Though there’s been a lot of talk about putting more information on the General Assembly’s Web site, there’s been less focus on the site itself. The site already contains a lot of useful data, but it’s often hard for newbies to find.
“If it’s easier to find where you can pay a parking ticket on a [government] Web site than it is to find the activities of the General Assembly, that reflects their priorities,” said Ryan O’Donnell of Common Cause Maryland, one of the lead groups pressing for reform this year.
The homepage for the General Assembly looks pretty much as it did in the late 1990s. It displays none of the latest bells and whistles seen on many governmental websites, such as the one for Gov. Martin O’Malley.
“It’s been the same design for a while,” said Michael Gaudiello, the chief technology officer for the legislature. And he said there are no plans to redesign it any time soon.
“I’m assuming at some point we’ll do that,” Gaudiello said.
The current site is “bill-centric,” he explained. It’s a place where “you can access everything on [a given] bill. We think the public is best served on a bill-by-bill perspective.”
The search engine on the site is “a standard Google search appliance,” and limited to searching for information about legislation, not scouring the entire site.
Punch in “spending affordability,” for instance, and no results come up.
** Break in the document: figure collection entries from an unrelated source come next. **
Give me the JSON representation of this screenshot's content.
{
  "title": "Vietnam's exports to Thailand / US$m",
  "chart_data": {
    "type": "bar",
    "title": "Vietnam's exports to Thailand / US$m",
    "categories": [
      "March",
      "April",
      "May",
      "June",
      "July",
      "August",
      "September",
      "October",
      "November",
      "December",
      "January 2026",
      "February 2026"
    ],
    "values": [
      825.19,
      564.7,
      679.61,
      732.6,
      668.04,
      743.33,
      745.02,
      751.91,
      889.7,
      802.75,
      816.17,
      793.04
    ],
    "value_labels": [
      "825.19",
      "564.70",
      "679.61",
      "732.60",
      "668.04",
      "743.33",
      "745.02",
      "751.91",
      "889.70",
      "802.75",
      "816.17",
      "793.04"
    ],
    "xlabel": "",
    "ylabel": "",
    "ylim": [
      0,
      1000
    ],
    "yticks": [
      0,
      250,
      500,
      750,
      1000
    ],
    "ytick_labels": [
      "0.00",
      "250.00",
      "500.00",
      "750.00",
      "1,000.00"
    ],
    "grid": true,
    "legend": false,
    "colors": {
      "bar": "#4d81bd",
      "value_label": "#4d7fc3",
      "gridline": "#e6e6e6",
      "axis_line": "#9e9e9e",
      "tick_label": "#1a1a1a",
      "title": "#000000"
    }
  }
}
That’s true, even though the site does include fiscal briefings and decision documents for the legislative committee that recommends spending targets to the governor.
“We’re not doing as much with the documents,” Gaudiello agreed, though the IT shop did recently standardize the display.
To find the spending affordability documents a user must click on a category called “Everything Else,” then click one of the six subject lines called “Postings from Committees, Commissions, Task Forces and Study Groups.”
This takes you to a list of 13 current committees, where you can find “Spending Affordability Committee.” There you’ll find the briefings and reports from the past nine years.
“Intuitive is not a word you would use to describe the website,” Ryan O’Donnell said.
Audio of House and Senate sessions is easier to find. Not only can you listen to the daily sessions of the both chambers live, but you can also find recorded sessions stretching back a decade.
But you’d better be able to recognize the voices or district numbers of the 47 senators and 141 delegates, because Senate and House rules prohibit the use of a member’s name.
On the floor, under a long-standing rule designed to preserve civil discourse, lawmakers are referred to by their committee titles, their districts or home towns – “the senator from the capital city,” as Senate President Mike Miller will call Sen. John Astle of Annapolis, or “the gentlelady from Howard County,” as Speaker Michael Busch will refer to Del. Gail Bates.
And you need to download RealPlayer as well, since Windows Media Player and iTunes software on a Mac won’t let you tune into the Assembly action.
“We’ve been standardized with RealPlayer,” Gaudiello said, which he points out is a free download.
Open government advocates also want the legislature to drop the $800 annual charge to get real-time access to the daily agendas and proceedings of the House and Senate, including amendments to bills. Only about 100 to 125 businesses, lobbyists and organizations subscribe, Gaudiello said, generating about $80,000 to $100,000 a year.
Those proposed reforms are part of the Maryland Open Government Act, which would require Webcasts of committee hearings, along with online registry for witnesses, records of committee votes and notice of the order in which bills will be heard.
This real-time data is available on public State House computers and the legislators’ laptops, but Gaudiello said it could be a problem to make it widely-available on the Internet, since “it puts some strain on the servers.”